Approximately better

Joe was a good kid. You’d have liked him if he were in your class: he worked hard, he cared about the material, he tolerated the bad jokes. And he got it, mostly. He knew how to write a proof, and could turn out code that mostly worked most of the time. He mostly made life better for everyone in the class, professors and students alike.

But like most of us, Joe had a flaw. He was in love with the Right Answer. Given the choice between a one-line argument to show $x$ is between $2.5$ and $3$ or a ten-page argument showing $x = \exp(-\pi/2)/\phi$, Joe would pull out a pad and start filling pages with algebra. Never mind that all that mattered for the application at hand was that $x < 10$! Equalities made Joe comfortable; inequalities filled him with a vague dread. In times of stress or uncertainty, he fled back to the land of equations, even if the roads through that land were treacherous and unlikely to lead to a satisfactory end.

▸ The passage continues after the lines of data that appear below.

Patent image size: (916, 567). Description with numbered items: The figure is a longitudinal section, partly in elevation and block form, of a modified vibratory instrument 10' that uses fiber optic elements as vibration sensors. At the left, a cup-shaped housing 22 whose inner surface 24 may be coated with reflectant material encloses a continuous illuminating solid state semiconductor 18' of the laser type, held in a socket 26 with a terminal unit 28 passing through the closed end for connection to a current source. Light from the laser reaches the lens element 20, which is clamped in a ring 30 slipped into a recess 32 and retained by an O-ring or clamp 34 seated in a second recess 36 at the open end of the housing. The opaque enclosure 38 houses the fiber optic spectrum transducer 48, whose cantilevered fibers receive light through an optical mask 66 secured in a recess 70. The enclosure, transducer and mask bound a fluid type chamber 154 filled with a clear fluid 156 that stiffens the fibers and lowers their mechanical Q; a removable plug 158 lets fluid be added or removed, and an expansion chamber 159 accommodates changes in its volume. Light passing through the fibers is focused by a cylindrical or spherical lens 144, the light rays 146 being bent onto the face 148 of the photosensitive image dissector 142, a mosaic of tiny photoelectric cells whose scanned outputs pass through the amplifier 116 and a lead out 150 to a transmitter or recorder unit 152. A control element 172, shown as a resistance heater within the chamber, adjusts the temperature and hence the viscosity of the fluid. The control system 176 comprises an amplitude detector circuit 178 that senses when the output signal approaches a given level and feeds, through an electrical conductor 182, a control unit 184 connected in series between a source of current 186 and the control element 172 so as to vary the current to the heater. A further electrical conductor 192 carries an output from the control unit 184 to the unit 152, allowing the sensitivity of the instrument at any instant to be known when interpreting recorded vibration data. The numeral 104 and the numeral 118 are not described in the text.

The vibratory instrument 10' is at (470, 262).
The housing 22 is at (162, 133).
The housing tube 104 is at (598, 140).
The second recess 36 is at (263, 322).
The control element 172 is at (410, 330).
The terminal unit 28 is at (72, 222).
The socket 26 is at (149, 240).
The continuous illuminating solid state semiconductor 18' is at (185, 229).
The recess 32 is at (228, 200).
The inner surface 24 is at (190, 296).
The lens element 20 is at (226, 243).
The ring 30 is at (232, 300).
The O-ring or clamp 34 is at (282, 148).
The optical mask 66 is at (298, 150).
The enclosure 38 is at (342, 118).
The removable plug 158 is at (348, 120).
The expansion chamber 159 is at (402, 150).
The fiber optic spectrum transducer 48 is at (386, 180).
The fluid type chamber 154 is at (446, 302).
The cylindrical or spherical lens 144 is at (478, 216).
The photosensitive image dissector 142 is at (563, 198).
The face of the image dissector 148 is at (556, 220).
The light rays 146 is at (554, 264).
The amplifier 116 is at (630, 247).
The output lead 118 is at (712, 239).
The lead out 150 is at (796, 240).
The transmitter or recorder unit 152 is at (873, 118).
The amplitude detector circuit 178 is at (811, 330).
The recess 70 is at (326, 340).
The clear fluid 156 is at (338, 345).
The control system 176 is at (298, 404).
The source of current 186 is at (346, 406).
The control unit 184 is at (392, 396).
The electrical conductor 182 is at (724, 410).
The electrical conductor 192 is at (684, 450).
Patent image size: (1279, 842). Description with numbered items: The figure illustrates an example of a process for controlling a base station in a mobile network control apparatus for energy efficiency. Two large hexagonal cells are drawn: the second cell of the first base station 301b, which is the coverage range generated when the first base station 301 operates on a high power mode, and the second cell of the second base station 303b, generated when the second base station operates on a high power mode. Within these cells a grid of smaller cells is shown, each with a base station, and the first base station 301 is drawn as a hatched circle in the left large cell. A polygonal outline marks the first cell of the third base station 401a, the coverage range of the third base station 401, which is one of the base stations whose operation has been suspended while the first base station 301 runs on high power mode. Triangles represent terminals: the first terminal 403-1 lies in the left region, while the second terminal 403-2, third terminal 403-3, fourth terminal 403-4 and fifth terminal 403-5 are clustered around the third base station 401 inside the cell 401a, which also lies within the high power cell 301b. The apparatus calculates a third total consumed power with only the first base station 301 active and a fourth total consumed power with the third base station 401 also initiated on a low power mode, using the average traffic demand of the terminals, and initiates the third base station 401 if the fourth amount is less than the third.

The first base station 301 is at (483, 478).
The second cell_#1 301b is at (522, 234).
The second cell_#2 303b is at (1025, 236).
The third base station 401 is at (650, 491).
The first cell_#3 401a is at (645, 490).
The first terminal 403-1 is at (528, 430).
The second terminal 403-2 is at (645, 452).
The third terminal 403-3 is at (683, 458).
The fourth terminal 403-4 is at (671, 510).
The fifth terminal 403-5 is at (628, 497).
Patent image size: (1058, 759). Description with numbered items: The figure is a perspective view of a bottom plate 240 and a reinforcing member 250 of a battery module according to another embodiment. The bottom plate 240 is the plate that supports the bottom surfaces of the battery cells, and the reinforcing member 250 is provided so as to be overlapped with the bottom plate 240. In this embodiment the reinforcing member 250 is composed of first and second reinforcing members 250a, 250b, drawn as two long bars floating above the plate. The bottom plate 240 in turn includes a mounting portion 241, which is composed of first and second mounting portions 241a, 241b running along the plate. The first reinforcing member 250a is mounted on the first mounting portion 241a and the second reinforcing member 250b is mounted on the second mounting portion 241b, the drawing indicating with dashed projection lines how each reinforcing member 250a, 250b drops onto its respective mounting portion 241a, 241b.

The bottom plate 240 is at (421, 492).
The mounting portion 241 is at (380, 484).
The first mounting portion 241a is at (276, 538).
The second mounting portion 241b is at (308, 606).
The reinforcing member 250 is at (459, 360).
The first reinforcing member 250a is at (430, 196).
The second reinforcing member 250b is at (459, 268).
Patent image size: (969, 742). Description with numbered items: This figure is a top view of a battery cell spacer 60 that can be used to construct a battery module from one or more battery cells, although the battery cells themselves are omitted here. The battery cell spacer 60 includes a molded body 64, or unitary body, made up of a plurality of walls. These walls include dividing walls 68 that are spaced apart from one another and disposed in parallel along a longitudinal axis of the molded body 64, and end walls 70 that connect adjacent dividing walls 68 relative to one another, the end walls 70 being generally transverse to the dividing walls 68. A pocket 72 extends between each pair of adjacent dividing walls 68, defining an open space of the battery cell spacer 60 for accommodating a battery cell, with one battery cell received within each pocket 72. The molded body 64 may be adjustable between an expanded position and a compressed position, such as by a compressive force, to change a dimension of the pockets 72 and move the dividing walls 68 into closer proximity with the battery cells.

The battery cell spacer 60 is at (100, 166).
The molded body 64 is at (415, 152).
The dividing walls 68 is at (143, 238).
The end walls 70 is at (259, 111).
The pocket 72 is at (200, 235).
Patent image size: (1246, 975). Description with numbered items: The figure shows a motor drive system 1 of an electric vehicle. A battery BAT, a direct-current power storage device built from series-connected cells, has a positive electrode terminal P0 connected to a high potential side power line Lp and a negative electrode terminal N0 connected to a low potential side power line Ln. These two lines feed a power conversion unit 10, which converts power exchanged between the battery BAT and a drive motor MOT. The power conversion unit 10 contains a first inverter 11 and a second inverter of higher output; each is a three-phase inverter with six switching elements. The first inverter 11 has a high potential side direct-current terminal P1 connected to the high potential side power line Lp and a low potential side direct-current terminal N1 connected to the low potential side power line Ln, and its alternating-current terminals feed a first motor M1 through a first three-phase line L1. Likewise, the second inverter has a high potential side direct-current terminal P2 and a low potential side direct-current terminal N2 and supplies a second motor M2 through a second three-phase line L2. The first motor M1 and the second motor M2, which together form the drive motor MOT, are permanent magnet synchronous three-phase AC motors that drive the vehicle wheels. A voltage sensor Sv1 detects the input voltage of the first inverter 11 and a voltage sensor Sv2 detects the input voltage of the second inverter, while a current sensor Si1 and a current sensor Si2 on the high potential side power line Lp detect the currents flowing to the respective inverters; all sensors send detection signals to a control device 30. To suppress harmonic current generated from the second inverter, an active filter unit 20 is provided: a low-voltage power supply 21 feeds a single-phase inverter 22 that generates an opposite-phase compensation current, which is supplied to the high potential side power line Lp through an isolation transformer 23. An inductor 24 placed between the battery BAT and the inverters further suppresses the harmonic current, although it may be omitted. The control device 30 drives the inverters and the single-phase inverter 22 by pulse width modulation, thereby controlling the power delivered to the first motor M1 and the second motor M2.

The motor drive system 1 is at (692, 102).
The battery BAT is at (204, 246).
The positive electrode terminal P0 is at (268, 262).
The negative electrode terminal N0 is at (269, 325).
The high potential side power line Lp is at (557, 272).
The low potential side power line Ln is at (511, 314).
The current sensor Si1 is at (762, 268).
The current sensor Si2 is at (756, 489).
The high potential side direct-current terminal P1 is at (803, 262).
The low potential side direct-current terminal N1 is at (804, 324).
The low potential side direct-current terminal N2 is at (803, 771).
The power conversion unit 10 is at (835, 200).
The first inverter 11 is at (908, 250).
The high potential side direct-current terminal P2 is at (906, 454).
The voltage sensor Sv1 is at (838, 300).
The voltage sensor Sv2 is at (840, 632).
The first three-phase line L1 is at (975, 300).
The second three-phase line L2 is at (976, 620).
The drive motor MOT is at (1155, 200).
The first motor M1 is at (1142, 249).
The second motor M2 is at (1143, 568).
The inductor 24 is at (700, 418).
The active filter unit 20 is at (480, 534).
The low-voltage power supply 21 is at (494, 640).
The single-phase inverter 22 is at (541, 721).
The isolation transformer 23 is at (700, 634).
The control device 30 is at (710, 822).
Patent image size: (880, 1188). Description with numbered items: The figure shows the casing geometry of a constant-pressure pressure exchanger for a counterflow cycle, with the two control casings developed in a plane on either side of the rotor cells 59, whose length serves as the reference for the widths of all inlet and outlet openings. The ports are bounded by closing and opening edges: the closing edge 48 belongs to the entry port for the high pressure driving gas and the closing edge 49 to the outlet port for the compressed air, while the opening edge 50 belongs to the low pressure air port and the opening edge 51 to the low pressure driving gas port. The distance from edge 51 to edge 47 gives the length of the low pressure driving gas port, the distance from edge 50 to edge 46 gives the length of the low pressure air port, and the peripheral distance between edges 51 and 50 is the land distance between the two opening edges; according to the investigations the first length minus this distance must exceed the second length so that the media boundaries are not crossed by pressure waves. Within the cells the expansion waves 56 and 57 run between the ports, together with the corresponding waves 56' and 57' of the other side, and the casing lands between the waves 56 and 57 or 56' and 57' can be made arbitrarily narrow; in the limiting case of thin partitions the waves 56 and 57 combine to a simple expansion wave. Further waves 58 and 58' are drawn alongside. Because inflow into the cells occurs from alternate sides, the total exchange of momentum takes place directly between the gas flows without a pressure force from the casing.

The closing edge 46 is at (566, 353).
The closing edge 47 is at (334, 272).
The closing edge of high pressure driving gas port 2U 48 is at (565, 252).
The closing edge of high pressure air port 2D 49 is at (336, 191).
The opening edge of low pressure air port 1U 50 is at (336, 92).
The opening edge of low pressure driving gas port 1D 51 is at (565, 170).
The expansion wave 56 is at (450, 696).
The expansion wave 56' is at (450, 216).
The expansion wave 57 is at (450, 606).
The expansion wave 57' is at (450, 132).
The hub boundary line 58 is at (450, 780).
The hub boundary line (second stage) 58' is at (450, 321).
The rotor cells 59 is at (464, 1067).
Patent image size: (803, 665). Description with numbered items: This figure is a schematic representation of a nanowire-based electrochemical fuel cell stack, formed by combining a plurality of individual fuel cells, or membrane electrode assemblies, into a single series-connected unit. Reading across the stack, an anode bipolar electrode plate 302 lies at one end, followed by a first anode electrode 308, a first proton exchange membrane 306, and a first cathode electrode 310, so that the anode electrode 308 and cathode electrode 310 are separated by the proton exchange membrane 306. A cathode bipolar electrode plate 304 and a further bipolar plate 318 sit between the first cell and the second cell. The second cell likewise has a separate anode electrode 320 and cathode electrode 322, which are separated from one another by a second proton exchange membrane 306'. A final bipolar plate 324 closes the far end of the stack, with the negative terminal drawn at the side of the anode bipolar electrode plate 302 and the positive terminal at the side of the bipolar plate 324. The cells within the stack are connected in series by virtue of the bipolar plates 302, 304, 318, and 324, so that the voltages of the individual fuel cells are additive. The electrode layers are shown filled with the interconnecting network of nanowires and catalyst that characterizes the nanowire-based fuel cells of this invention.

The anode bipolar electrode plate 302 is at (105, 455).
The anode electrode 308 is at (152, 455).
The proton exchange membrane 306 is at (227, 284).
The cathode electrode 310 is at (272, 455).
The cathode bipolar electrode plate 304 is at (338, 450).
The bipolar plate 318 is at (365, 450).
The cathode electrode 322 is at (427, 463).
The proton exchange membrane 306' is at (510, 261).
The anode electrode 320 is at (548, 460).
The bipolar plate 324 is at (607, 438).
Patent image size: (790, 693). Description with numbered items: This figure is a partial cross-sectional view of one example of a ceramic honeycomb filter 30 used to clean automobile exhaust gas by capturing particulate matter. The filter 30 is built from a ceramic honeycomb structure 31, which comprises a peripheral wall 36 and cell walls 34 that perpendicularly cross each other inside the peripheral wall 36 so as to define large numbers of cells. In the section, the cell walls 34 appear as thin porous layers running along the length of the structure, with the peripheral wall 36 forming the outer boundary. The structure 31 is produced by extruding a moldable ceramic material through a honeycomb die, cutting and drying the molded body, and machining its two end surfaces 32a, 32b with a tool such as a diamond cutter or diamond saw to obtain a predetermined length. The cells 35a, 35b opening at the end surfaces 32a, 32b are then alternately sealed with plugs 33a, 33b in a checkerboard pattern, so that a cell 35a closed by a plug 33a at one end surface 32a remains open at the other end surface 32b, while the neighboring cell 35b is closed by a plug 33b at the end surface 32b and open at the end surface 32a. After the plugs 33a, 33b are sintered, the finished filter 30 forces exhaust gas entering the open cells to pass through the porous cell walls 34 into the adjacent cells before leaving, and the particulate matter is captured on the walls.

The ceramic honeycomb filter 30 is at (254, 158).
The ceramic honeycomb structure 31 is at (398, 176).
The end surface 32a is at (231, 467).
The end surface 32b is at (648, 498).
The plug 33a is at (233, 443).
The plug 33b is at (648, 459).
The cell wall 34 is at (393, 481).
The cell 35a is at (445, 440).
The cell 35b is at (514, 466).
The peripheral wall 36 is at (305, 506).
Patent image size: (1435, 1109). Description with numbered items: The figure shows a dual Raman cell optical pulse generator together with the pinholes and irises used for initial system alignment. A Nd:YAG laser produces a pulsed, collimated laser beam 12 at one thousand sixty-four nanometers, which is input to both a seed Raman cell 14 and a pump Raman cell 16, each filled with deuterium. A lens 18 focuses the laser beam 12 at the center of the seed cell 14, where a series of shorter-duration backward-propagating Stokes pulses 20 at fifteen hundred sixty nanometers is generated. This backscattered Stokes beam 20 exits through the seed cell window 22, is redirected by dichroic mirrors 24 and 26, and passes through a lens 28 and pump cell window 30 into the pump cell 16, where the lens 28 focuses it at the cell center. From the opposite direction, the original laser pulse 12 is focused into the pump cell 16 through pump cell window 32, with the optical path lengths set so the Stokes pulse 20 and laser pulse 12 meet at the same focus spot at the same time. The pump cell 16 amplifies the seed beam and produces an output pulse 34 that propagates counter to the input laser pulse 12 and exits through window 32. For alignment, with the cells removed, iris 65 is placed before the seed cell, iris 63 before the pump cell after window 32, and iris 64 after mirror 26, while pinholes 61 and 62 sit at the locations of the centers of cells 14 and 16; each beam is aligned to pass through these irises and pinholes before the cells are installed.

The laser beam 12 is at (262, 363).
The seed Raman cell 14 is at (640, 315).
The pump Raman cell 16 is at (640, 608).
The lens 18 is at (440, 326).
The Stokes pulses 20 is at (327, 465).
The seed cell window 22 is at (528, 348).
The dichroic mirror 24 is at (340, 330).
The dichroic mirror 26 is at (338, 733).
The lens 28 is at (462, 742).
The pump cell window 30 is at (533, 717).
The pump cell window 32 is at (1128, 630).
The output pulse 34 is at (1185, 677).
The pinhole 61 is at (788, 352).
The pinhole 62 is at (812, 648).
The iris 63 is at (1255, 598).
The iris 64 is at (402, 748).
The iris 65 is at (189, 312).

Joe, of course, didn’t see his inability to approximate as a problem. He was very proud of his ability to get the Right Answer, and was always a bit condescending toward friends who had better taste and trained in the art of back-of-the-envelope estimation. Fortunately, he was well socialized, if a bit arrogant, and so mostly managed not to be insufferable when he was invited to cocktail parties, even when the topic turned to things technical – as it almost invariably will when there are enough scientists and engineers gathered in one place.

After a couple years, Joe graduated with good grades and a respectable degree, then joined Teach For America. I understand that he fell in love with teaching high school math, and continued on with it after his stint with Teach For America ended. He’s married now and has a kid, which makes me feel old; he seemed so young himself, not that long ago! I’d mostly not thought about him for years until a few days ago, when he wrote me an email saying he was in town and asking if we might go have a coffee.

“So,” he said as we sat down at the cafe, “I’ve decided that you were right about something way back when.” I replied that I hoped I was right about more than one thing, but asked which thing he had in mind. “You were right,” he replied, “when you said that there’s some value in approximation even when an exact answer is available.” I was surprised to hear those words coming out of Joe’s mouth, and asked what inspired the revelation, and he told me that one dreary day when he was sitting with his little girl, she asked him where the sun goes when it rains. He told her that the sun was still there, and but that the clouds get in the way, and she said: “does that mean the sun doesn’t like to play in the rain?”

“Well,” he said, “that’s not really right, but maybe it’s a good approximately in the right direction.”

“Daddy,” she replied, “I like approximately better.”